Último poste da série de 7 de outubro de 2016 > Guiné 63/74 - P16572: Notas de leitura (887): “Paz e Guerra, Memórias da Guiné", pelo Coronel António Melo de Carvalho, edição de autor, 2015 (Mário Beja Santos)

3 comentários:

Anónimo disse...

Luis
Conheci o capitão José Abílio Lomba Martins, no Enxalé.
Estávamos em fins de Novembro de 1963 e um dia apareceu uma coluna da
da nossa Companhia que levava um Sr. capitão que se apresentou, como Lomba Martins,
professor na Academia Militar que queria conhecer a região e os métodos de contra-guerrilha que utilizávamos, bem como a minha técnica de fazer minas e armadilhas.
Ficou espantado com os resultados reais e efeitos das armadilhas, pois chegou a
acompanhar-me na sua elaboração e na sua montagem e verificou os efeitos devastadores no inimigo.
Na semana passada connosco, ficou tão entusiasmado que me pediu dois exemplares
de duas armadilhadas para levar para Lisboa, para ensinar na Academia, segundo me afirmou.
Mais tarde a 25 de Janeiro de 1964, apareceu a comandar a C.Caç 556, que nos substituiu (3º pelotão), no Enxalé
Nessa substituição, recordo que me apresentou, aos seus oficiais e sargentos
como alguém que era um operacional, conhecedor da guerra de guerrilha e contra-guerrilha, o que me deixou cheio de orgulho.
Acabou por dizer ao nosso Capitão Braga, que eu merecia um louvor, pois fazia mais estragos no inimigo do que muitas companhias. O que veio acontecer mais tarde.
Encontrei-o em Abril de 1965, em Bissau e ele apresentou-me a vários Oficiais sempre
em termos muitos elogiosos para a minha pessoa.
Um exemplo foi: uma noite o Nino Vieira comandou um ataque ao nosso aquartelamento com 150 guerrilheiros (homens e mulheres)que desde a 21 horas até às 4 horas da manhã, tentaram aproximar-se, por diversas picadas e estrada, mas caíram em mais de
dez armadilhas, onde tiveram mortos e feridos, e ao chegar ao arame farpado, apenas se atreveram a dar um tiro de pistola.
Retiram alguns dos mortos e feridos, mas outros ficaram escondidos pelo mato,
que nós recuperamos mais tarde durante o dia.
Foi assim que conheci o Sr. Capitão Lomba Martins
Ab
Alcidio Marinho
C. Caç 412- 3ª pelotão

Antº Rosinha disse...

As duas maiores diferenças entre a Guiné de Spínola/Salazar para o Luís Cabral/Suécia/URSS, mais sentidas pelo povo guineense foram as seguinte:

1ª- Antes só os brancos/colon tinham carro, e depois todos os ministros tinham Volvo.
E diziam os guineenses vaidosos para mim, colon, quando passava o ministro: Vês? "preto também sabe guiar".

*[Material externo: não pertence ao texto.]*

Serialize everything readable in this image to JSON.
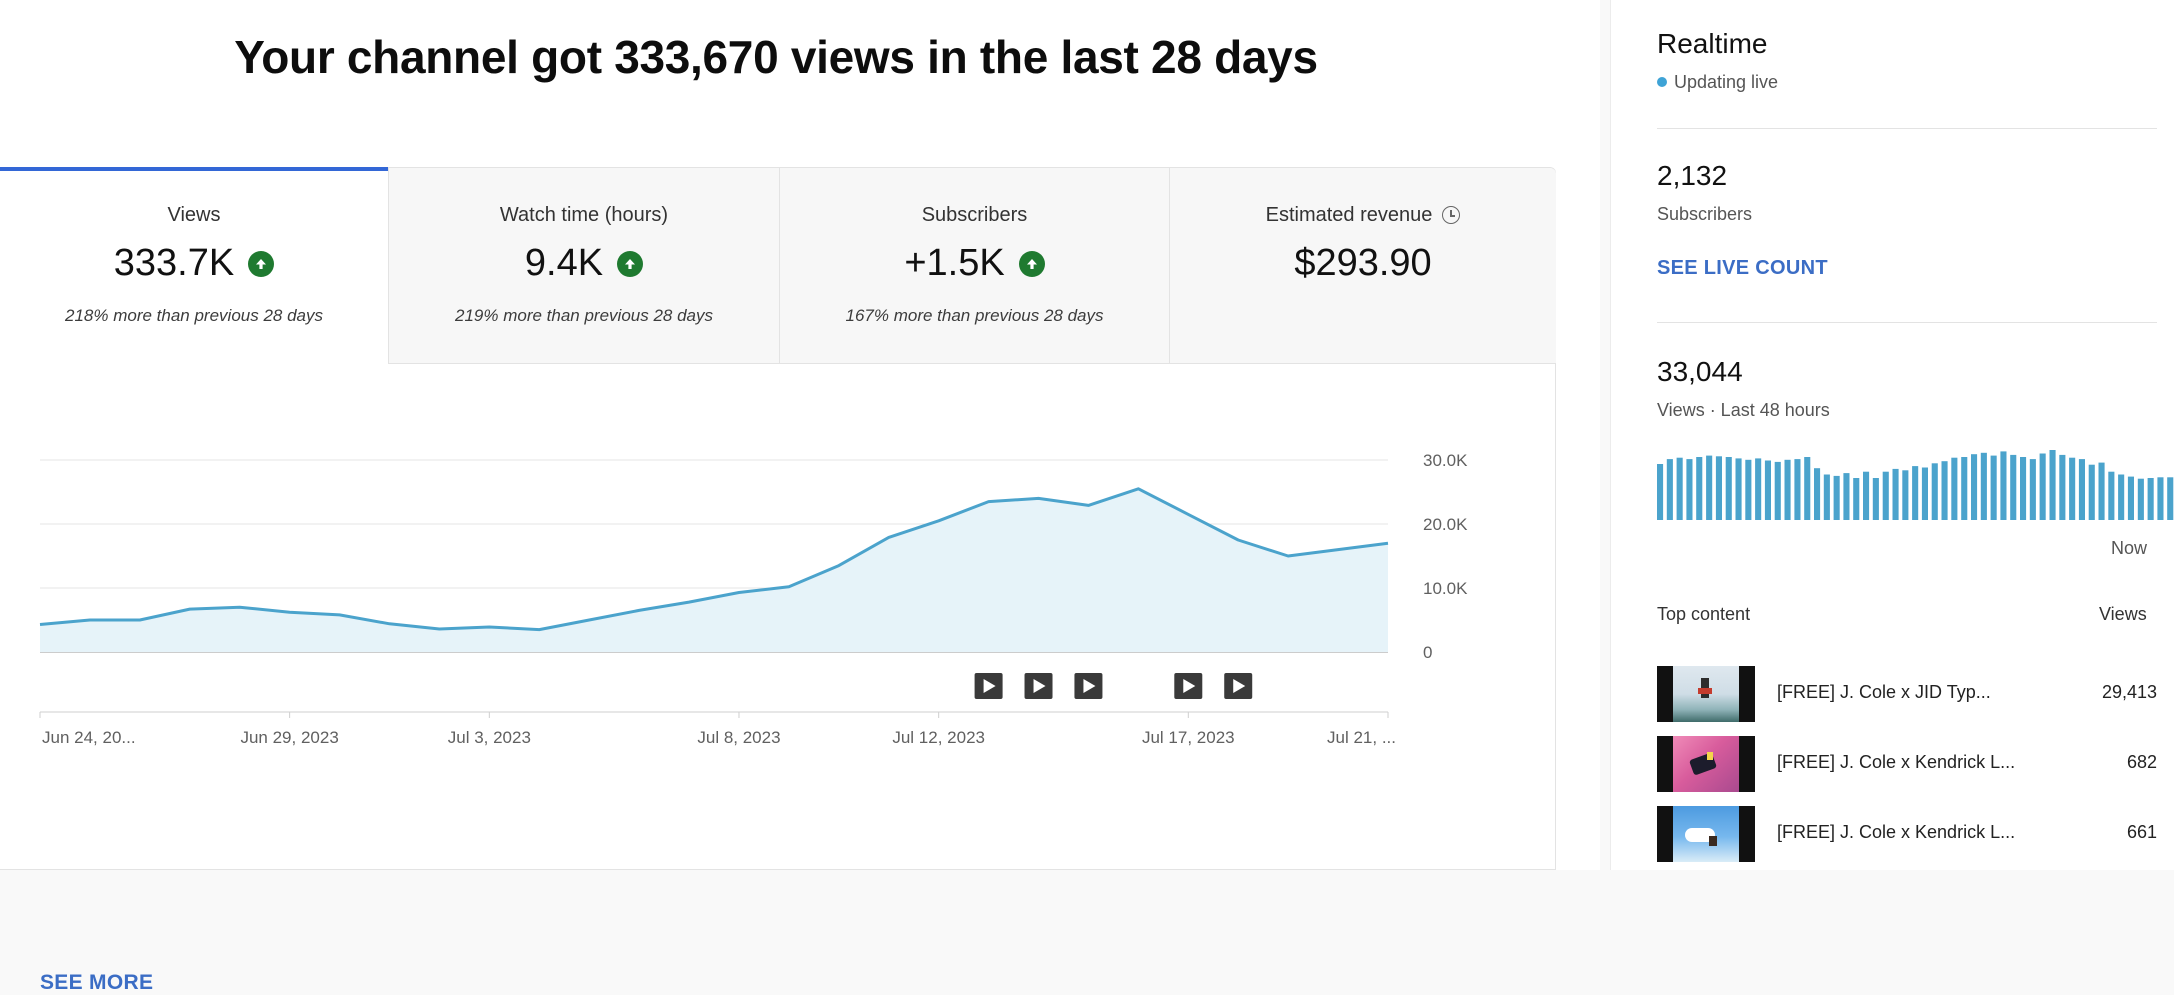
{
  "headline": "Your channel got 333,670 views in the last 28 days",
  "tabs": [
    {
      "label": "Views",
      "value": "333.7K",
      "note": "218% more than previous 28 days",
      "trend": "up"
    },
    {
      "label": "Watch time (hours)",
      "value": "9.4K",
      "note": "219% more than previous 28 days",
      "trend": "up"
    },
    {
      "label": "Subscribers",
      "value": "+1.5K",
      "note": "167% more than previous 28 days",
      "trend": "up"
    },
    {
      "label": "Estimated revenue",
      "value": "$293.90",
      "note": "",
      "trend": "none"
    }
  ],
  "see_more": "SEE MORE",
  "colors": {
    "accent": "#3367d6",
    "line": "#4ba3cc",
    "area": "#e6f3f9",
    "trend_up": "#1f7a30",
    "link": "#3b6dc5"
  },
  "chart_data": {
    "type": "area",
    "x": [
      "Jun 24, 2023",
      "Jun 25",
      "Jun 26",
      "Jun 27",
      "Jun 28",
      "Jun 29, 2023",
      "Jun 30",
      "Jul 1",
      "Jul 2",
      "Jul 3, 2023",
      "Jul 4",
      "Jul 5",
      "Jul 6",
      "Jul 7",
      "Jul 8, 2023",
      "Jul 9",
      "Jul 10",
      "Jul 11",
      "Jul 12, 2023",
      "Jul 13",
      "Jul 14",
      "Jul 15",
      "Jul 16",
      "Jul 17, 2023",
      "Jul 18",
      "Jul 19",
      "Jul 20",
      "Jul 21, 2023"
    ],
    "values": [
      4300,
      5000,
      5000,
      6700,
      7000,
      6200,
      5800,
      4400,
      3600,
      3900,
      3500,
      5000,
      6500,
      7800,
      9300,
      10200,
      13500,
      17900,
      20500,
      23500,
      24000,
      22900,
      25500,
      21500,
      17500,
      15000,
      16000,
      17000
    ],
    "x_tick_labels": [
      "Jun 24, 20...",
      "Jun 29, 2023",
      "Jul 3, 2023",
      "Jul 8, 2023",
      "Jul 12, 2023",
      "Jul 17, 2023",
      "Jul 21, ..."
    ],
    "y_ticks": [
      "30.0K",
      "20.0K",
      "10.0K",
      "0"
    ],
    "ylim": [
      0,
      30000
    ],
    "grid": true,
    "video_markers": [
      "Jul 13",
      "Jul 14",
      "Jul 15",
      "Jul 17",
      "Jul 18"
    ]
  },
  "realtime": {
    "title": "Realtime",
    "status": "Updating live",
    "subscribers_value": "2,132",
    "subscribers_label": "Subscribers",
    "see_live_count": "SEE LIVE COUNT",
    "views_value": "33,044",
    "views_label": "Views · Last 48 hours",
    "now_label": "Now",
    "hourly_views_relative": [
      0.8,
      0.87,
      0.89,
      0.87,
      0.9,
      0.92,
      0.91,
      0.9,
      0.88,
      0.86,
      0.88,
      0.85,
      0.83,
      0.86,
      0.87,
      0.9,
      0.74,
      0.65,
      0.63,
      0.67,
      0.6,
      0.69,
      0.6,
      0.69,
      0.73,
      0.71,
      0.77,
      0.75,
      0.81,
      0.84,
      0.89,
      0.9,
      0.94,
      0.96,
      0.92,
      0.98,
      0.93,
      0.9,
      0.87,
      0.95,
      1.0,
      0.93,
      0.89,
      0.87,
      0.79,
      0.82,
      0.69,
      0.65,
      0.62,
      0.59,
      0.6,
      0.61,
      0.61
    ],
    "top_content_label": "Top content",
    "views_column_label": "Views",
    "top_content": [
      {
        "title": "[FREE] J. Cole x JID Typ...",
        "views": "29,413"
      },
      {
        "title": "[FREE] J. Cole x Kendrick L...",
        "views": "682"
      },
      {
        "title": "[FREE] J. Cole x Kendrick L...",
        "views": "661"
      }
    ]
  }
}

2ª maior diferença- Não haver em BISSAU, alimentos para comprar desde o simples SAL e CEBOLA até ARROZ, durante o ano inteiro com pequenas intermitências.
E diziam os guineenses para mim, colon, quando do golpe de 14 de Novº: "vai acabar a independência? Vem aí o Spínola? Quando fores para Portugal levas o meu filho?"

Mas em Bissau, hoje, o povo vive mais tranquilo que em muitas outras capitais africanas.

Mas quando se fala nos problemas africanos como este desgoverno guineense, não é aos Luíses cabrais nem Ninos nem Bokassas, Mobutus, etc.que se deve atribuir a maior responsabilidade, nem à "colonização exemplar" nem à "descolonização exemplar".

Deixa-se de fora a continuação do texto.